According to the Pentagon, attacks rose 24 per cent to 792 per week, and Iraqi casualties 51 per cent to nearly 120 per day, over the three months.
Is the official Iraqi government is in any condition to deal with this? Another deadpan US report tells us why not. US general William Caldwell has proudly announced the first of the 10 Iraqi divisions will be transferred from "coalition" (US) command to at least notional Iraqi government control at the start of September. "This is a significant step in the Iraqi path to self-reliance and security", Caldwell said. "What this means is that the Iraqi Minister of Defence is prepared to begin assuming direct operational control over Iraq's armed forces."

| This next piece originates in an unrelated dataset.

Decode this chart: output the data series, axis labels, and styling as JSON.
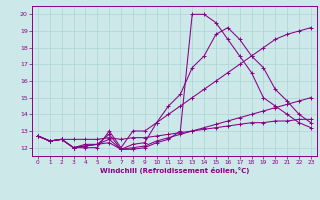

So the Iraqi armed forces were not even nominally under Iraqi government control before! Whether those armed forces - large parts of which are recycled Shia and Kurdish militias - will now do what Iraqi government ministers say, and whether they will have the logistic capability to do anything significant without heavy US cooperation, is yet to be seen.
The underlying story of the last few months is that USA has tacitly conceded defeat in its drive, over the last year or so, to make its military position in Iraq more manageable by "Iraqisation" - reducing troop numbers, and troop activity on the ground, and relying more on bombing from the air in support of Iraqi government forces cooperating with the USA.
US troop numbers are now rising rather than falling. In early August up to 7000 US troops went on to the streets of Baghdad in an effort described as "retaking the city". Without success.
Both the US/UK occupation, and the sectarian Islamist militias, are driving towards disaster. The Iraqi workers' movement now tentatively re-raising its head is the only hope for a democratic, livable, free Iraq. Solidarity with it is our first duty.